Lloris has 85 caps for France and Eriksen 66 for Denmark, while Kane has just 15 for England. Or they might argue he is still not as experienced at club level. Lloris has made 358 top-flight appearances across two leagues, and Eriksen 223. Kane has made 91.
The club are also known to be actively cost-cutting due to the massive expense of the Northumberland Park development and this is the key reason for their tight wage plan. The chairman has demonstrated Spurs’ need for prudence by breaking even in all but the most recent transfer windows since the summer of 2014.
Clubs also argue the potential for inferior status and influence a player might have at a different club, and Tottenham could argue that Kane would not be anywhere near as loved elsewhere as at the club where he is considered “one of our own”.
They might say that, at Manchester United for example, he would not be guaranteed his first-team place, or at Real Madrid would not be as revered as Cristiano Ronaldo or Gareth Bale.
But should Kane continue to score prolifically and be the catalyst for Spurs winning games, it is increasingly difficult to argue he could not be as talismanic elsewhere.

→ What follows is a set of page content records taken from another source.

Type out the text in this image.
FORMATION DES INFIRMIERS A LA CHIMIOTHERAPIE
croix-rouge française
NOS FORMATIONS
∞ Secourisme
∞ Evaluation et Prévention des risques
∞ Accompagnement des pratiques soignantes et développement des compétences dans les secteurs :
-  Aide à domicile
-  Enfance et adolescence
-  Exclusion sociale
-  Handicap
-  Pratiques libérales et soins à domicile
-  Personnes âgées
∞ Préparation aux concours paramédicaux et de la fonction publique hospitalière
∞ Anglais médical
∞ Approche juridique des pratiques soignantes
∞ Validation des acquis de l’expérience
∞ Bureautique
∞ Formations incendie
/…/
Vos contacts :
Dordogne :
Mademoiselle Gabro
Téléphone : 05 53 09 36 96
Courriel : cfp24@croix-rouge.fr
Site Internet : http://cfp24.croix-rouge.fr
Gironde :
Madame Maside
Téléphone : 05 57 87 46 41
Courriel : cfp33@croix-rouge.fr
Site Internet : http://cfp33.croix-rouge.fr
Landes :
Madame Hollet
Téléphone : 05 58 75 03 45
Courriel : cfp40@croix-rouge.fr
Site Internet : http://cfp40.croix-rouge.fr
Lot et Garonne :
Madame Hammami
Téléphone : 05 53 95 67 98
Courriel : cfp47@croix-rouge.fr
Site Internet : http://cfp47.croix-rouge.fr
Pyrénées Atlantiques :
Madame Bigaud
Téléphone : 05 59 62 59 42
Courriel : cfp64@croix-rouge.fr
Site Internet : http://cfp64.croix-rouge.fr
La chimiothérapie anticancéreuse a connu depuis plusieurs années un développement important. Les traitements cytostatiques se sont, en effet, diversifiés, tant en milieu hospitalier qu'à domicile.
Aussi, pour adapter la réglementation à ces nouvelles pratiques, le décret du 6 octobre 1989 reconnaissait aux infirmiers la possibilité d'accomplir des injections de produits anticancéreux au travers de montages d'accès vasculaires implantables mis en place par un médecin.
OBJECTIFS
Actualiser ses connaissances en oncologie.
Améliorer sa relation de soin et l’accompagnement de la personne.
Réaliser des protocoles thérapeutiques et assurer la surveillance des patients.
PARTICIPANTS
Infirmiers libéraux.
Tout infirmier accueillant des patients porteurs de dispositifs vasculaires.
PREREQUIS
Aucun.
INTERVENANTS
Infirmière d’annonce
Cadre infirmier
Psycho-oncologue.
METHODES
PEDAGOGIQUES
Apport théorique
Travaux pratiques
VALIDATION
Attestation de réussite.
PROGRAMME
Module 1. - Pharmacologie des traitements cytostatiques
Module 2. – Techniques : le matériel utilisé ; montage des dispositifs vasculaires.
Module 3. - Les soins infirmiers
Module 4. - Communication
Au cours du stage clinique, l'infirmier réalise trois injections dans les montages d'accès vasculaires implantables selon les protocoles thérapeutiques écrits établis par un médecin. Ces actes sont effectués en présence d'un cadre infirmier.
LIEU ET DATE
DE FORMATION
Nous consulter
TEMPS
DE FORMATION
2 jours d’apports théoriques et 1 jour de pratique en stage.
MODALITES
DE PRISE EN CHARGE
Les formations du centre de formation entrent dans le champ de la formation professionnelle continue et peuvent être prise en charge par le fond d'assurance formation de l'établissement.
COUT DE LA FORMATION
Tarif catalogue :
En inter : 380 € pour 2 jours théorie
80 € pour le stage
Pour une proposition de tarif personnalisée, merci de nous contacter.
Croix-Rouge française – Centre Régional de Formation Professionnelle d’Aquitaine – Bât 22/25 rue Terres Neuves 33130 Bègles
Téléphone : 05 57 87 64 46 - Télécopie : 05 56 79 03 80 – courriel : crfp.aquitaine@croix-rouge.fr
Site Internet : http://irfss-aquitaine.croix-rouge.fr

The final major concern of a club is the potential for a player’s wage rise to affect the rest of the team, and stir other agents into demands for bigger contracts for their players.
But would Kane’s team-mates begrudge him as their highest earner? Would Lloris or Eriksen feel hard done by if Kane at least reached parity? Only they can answer that question but, in gauging their public attitude towards Kane, it seems unlikely.
Just as long as the club can afford it.